Nairobi — Kenya is working with three African countries to connect the Indian and Atlantic Oceans through a trans-African railway line.
President William Ruto said Kenya, Uganda, the Democratic Republic of the Congo (DRC), and Congo (Brazzaville) will work on the project.
The agreement will see each state put up a railway line connecting one nation to the other via border points.
Ultimately, the line will start from the coast of Kenya and end in the Congo coast, and vice versa.
“We are currently having a conversation between Kenya, Uganda, DRC, including Congo (Brazzaville) to see how we can connect the Indian Ocean to the Atlantic. I think there is only a section of a 1000 kilometers of the rail and that should be connected,” Ruto said at the African Private Sector Dialogue on the African Continental Free Trade Area in Nairobi today.

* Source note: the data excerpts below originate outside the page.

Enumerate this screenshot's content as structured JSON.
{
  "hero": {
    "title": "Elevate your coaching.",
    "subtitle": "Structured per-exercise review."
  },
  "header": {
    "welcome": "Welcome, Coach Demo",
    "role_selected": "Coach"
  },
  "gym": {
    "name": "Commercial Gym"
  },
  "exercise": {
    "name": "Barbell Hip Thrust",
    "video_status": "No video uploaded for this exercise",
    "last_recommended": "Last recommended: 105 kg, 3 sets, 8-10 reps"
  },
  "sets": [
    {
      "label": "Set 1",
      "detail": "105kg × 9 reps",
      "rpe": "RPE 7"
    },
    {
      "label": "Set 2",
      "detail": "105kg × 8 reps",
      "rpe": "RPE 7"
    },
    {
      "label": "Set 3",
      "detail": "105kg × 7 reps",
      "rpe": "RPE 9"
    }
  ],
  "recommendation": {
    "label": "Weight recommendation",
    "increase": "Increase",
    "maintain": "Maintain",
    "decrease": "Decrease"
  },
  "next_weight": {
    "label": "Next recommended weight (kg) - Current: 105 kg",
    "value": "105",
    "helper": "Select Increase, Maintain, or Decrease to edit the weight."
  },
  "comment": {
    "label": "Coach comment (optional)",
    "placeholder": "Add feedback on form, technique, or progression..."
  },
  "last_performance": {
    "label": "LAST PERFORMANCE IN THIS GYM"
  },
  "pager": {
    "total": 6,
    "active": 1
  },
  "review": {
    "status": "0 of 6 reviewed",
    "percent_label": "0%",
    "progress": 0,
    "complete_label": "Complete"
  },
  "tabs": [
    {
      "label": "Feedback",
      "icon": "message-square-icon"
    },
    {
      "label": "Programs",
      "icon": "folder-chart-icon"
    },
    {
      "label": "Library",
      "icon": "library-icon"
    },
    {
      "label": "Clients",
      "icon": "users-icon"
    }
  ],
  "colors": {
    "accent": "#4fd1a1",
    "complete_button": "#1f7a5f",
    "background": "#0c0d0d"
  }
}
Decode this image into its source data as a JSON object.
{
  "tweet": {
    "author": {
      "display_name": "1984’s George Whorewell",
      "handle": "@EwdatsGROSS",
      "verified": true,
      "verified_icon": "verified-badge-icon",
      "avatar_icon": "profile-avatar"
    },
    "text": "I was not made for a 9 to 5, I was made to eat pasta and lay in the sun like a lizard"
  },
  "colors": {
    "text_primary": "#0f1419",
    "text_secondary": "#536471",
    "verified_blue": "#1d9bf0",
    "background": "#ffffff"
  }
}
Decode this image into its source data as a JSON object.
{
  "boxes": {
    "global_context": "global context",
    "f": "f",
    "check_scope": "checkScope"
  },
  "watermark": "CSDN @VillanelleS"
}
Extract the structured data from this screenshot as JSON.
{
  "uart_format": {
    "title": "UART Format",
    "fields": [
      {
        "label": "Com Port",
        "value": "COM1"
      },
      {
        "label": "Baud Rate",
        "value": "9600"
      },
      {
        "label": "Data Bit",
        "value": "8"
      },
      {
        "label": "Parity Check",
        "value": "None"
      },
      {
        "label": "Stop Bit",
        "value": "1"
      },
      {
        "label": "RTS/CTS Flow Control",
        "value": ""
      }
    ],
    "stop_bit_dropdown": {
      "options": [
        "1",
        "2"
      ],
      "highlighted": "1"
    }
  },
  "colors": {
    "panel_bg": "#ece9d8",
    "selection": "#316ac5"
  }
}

The connectivity is set to boost trade between the East and West African nations by reducing the time goods take to move within the continent as well as to America.
Currently, goods traveling to America are forced to go round the African continent via South Africa to countries in the west of Africa as well as America, impeding trade.
However, the project will make trade viable between Africa and America as well as between the regions through seamless connectivity.
“And as countries we are prepared to work on it together. That we can do our section in Kenya. Uganda are already working on their section,” the President said.
“We are discussing with the Government of DRC to see how together we can get the resources to get the a 1000 kilometers in the DRC and connect it to the Congo River and transport our goods…..,” he added.